Aynı şey kadın özgürlük hareketi, emek hareketi ya da gençlik hareketi bakımından da söylenebilir. Toplumsal dinamikleri kendi zeminlerinde bir araya getirmek ortak bir siyasi hat ve programatik akılda birleştirerek faşizmin karşına dikmek, yaklaşan isyan dalgasını tarihsel bir sıçrama tahtasına çevirmenin tek yoludur. HDP'nin rejim krizini derinleştiren 7 Haziran siyasi zaferi ve Kobanê serhildanı ya da kadın özgürlük hareketinin sokağı açık tutan iradesi bu bakımdan önemli veriler sunmaktadır. O zaman sosyalistler başta gelmek üzere tüm emekçi sol güçlerin hareket tarzını belirleyecek şey açık olmalıdır. Birleşik demokratik cephe başta gelmek üzere tüm birleşik direniş zeminlerini güçlendirmek, siyasi donanımını arttırmak ve yaklaşan isyan dalgasına hazır hale getirmek, hazırlık anlayışımızın temel örgütsel eksenlerinden biri olarak akılda tutulmalıdır.

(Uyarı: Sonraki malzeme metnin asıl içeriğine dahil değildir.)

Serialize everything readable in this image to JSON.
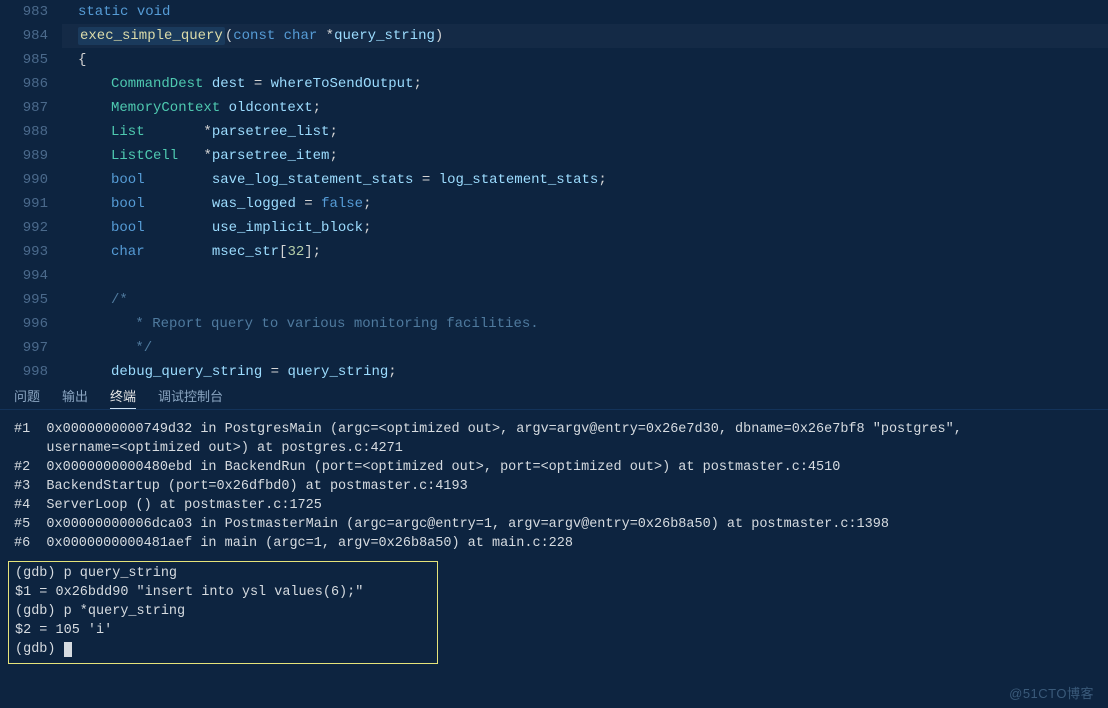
{
  "editor": {
    "lines": [
      {
        "num": "983",
        "tokens": [
          [
            "kw",
            "static"
          ],
          [
            "op",
            " "
          ],
          [
            "kw",
            "void"
          ]
        ],
        "indent": 1
      },
      {
        "num": "984",
        "highlight": true,
        "tokens": [
          [
            "fn hl",
            "exec_simple_query"
          ],
          [
            "pn",
            "("
          ],
          [
            "kw",
            "const"
          ],
          [
            "op",
            " "
          ],
          [
            "kw",
            "char"
          ],
          [
            "op",
            " "
          ],
          [
            "op",
            "*"
          ],
          [
            "var",
            "query_string"
          ],
          [
            "pn",
            ")"
          ]
        ],
        "indent": 1
      },
      {
        "num": "985",
        "tokens": [
          [
            "pn",
            "{"
          ]
        ],
        "indent": 1
      },
      {
        "num": "986",
        "tokens": [
          [
            "type",
            "CommandDest"
          ],
          [
            "op",
            " "
          ],
          [
            "var",
            "dest"
          ],
          [
            "op",
            " "
          ],
          [
            "op",
            "="
          ],
          [
            "op",
            " "
          ],
          [
            "var",
            "whereToSendOutput"
          ],
          [
            "pn",
            ";"
          ]
        ],
        "indent": 2
      },
      {
        "num": "987",
        "tokens": [
          [
            "type",
            "MemoryContext"
          ],
          [
            "op",
            " "
          ],
          [
            "var",
            "oldcontext"
          ],
          [
            "pn",
            ";"
          ]
        ],
        "indent": 2
      },
      {
        "num": "988",
        "tokens": [
          [
            "type",
            "List"
          ],
          [
            "op",
            "       "
          ],
          [
            "op",
            "*"
          ],
          [
            "var",
            "parsetree_list"
          ],
          [
            "pn",
            ";"
          ]
        ],
        "indent": 2
      },
      {
        "num": "989",
        "tokens": [
          [
            "type",
            "ListCell"
          ],
          [
            "op",
            "   "
          ],
          [
            "op",
            "*"
          ],
          [
            "var",
            "parsetree_item"
          ],
          [
            "pn",
            ";"
          ]
        ],
        "indent": 2
      },
      {
        "num": "990",
        "tokens": [
          [
            "kw",
            "bool"
          ],
          [
            "op",
            "        "
          ],
          [
            "var",
            "save_log_statement_stats"
          ],
          [
            "op",
            " "
          ],
          [
            "op",
            "="
          ],
          [
            "op",
            " "
          ],
          [
            "var",
            "log_statement_stats"
          ],
          [
            "pn",
            ";"
          ]
        ],
        "indent": 2
      },
      {
        "num": "991",
        "tokens": [
          [
            "kw",
            "bool"
          ],
          [
            "op",
            "        "
          ],
          [
            "var",
            "was_logged"
          ],
          [
            "op",
            " "
          ],
          [
            "op",
            "="
          ],
          [
            "op",
            " "
          ],
          [
            "kw",
            "false"
          ],
          [
            "pn",
            ";"
          ]
        ],
        "indent": 2
      },
      {
        "num": "992",
        "tokens": [
          [
            "kw",
            "bool"
          ],
          [
            "op",
            "        "
          ],
          [
            "var",
            "use_implicit_block"
          ],
          [
            "pn",
            ";"
          ]
        ],
        "indent": 2
      },
      {
        "num": "993",
        "tokens": [
          [
            "kw",
            "char"
          ],
          [
            "op",
            "        "
          ],
          [
            "var",
            "msec_str"
          ],
          [
            "pn",
            "["
          ],
          [
            "num",
            "32"
          ],
          [
            "pn",
            "]"
          ],
          [
            "pn",
            ";"
          ]
        ],
        "indent": 2
      },
      {
        "num": "994",
        "tokens": [],
        "indent": 2
      },
      {
        "num": "995",
        "tokens": [
          [
            "cmt",
            "/*"
          ]
        ],
        "indent": 2
      },
      {
        "num": "996",
        "tokens": [
          [
            "cmt",
            " * Report query to various monitoring facilities."
          ]
        ],
        "indent": 2,
        "extra": 1
      },
      {
        "num": "997",
        "tokens": [
          [
            "cmt",
            " */"
          ]
        ],
        "indent": 2,
        "extra": 1
      },
      {
        "num": "998",
        "tokens": [
          [
            "var",
            "debug_query_string"
          ],
          [
            "op",
            " "
          ],
          [
            "op",
            "="
          ],
          [
            "op",
            " "
          ],
          [
            "var",
            "query_string"
          ],
          [
            "pn",
            ";"
          ]
        ],
        "indent": 2
      }
    ]
  },
  "panel": {
    "tabs": [
      {
        "label": "问题",
        "active": false
      },
      {
        "label": "输出",
        "active": false
      },
      {
        "label": "终端",
        "active": true
      },
      {
        "label": "调试控制台",
        "active": false
      }
    ],
    "stack": [
      "#1  0x0000000000749d32 in PostgresMain (argc=<optimized out>, argv=argv@entry=0x26e7d30, dbname=0x26e7bf8 \"postgres\",",
      "    username=<optimized out>) at postgres.c:4271",
      "#2  0x0000000000480ebd in BackendRun (port=<optimized out>, port=<optimized out>) at postmaster.c:4510",
      "#3  BackendStartup (port=0x26dfbd0) at postmaster.c:4193",
      "#4  ServerLoop () at postmaster.c:1725",
      "#5  0x00000000006dca03 in PostmasterMain (argc=argc@entry=1, argv=argv@entry=0x26b8a50) at postmaster.c:1398",
      "#6  0x0000000000481aef in main (argc=1, argv=0x26b8a50) at main.c:228"
    ],
    "gdb": [
      "(gdb) p query_string",
      "$1 = 0x26bdd90 \"insert into ysl values(6);\"",
      "(gdb) p *query_string",
      "$2 = 105 'i'",
      "(gdb) "
    ]
  },
  "watermark": "@51CTO博客"
}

Sürtünmeyi arttırarak kıvılcımları çoğaltmak, birleştirmek ve ateşe dönüştürmek; ateşi büyütmek ve yangına çevirmek içinse soluğumuzu birleştirmek ve güçlendirmek; gökkubbenin altında büyüyen kargaşadan devrime doğru açılan tek yoldur. Tam da bu nedenle komünistler ekonomik ve siyasi kriz zemininde olgunlaşan isyana hazırlanmak için bir yandan durmadan, yorulmadan kitle hareketinin sinir uçlarına yerleşerek direniş damarlarını tutarken aynı zamanda hareketi birleşik direniş zeminine doğru çekecek bir hattan ilerleyecektir.